There is a usability problem when you visit a site on which ads are being served. The top banner ad doesn't render immediately, and then when it does, it causes the rest of the page below it to jump down by just about the amount that e.g. attempting to click on the downvote arrow ends up clicking on the upvote arrow.
This is easy to fix if you notice, but if you were planning to click somewhere else, you will miss by rather a large distance. This is annoying and hardly serves any useful purpose, and in the worst case could lead to you clicking on something you really didn't want to click.
I don't know enough about the underlying technology to propose a fix, but a thing which used to work already in the 1990s was to reserve space for an image if you could tell in advance how large it was going to be. Banner ads typically have this property, and so I'm imagining this should be possible. Examining the page source reveals an iframe
element with width="0"
and height="0"
attributes which seems like precisely the wrong thing here, but like I said, I probably don't understand this well enough.

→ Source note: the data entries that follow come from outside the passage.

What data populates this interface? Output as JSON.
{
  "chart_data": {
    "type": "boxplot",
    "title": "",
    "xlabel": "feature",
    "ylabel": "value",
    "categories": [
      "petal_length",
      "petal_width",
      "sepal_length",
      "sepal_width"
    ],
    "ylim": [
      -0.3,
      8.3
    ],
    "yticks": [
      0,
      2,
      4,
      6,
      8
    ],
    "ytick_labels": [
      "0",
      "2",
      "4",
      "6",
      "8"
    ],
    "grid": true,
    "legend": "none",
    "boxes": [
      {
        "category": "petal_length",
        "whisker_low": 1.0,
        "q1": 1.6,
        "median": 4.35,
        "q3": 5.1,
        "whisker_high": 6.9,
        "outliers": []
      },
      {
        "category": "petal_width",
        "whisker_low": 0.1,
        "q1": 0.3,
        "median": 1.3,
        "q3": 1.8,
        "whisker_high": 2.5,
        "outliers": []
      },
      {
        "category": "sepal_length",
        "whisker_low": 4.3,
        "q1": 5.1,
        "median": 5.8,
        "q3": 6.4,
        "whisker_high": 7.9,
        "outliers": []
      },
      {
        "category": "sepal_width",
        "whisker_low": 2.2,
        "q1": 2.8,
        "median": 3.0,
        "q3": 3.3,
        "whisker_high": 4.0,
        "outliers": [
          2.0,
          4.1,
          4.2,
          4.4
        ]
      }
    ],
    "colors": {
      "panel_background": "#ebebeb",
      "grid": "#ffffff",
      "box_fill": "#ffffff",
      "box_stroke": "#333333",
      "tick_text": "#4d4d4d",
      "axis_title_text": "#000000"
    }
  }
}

Frustratingly, the image block my browser offers doesn't help at all; the jump happens even if the image is not displayed (at least in Chrome on Mac).
Some sites which have this annoying behavior are Drupal and Ask Different but it depends on your privileges on these sites and ads are not served 100% of the time even then.
The particular use case for me is to flag obvious spam quickly; I basically never do anything else on the Drupal site, for example, and so probably will never earn enough rep there to not see the ads. When spam is dead obvious, you really want to be able to just flag it and move on.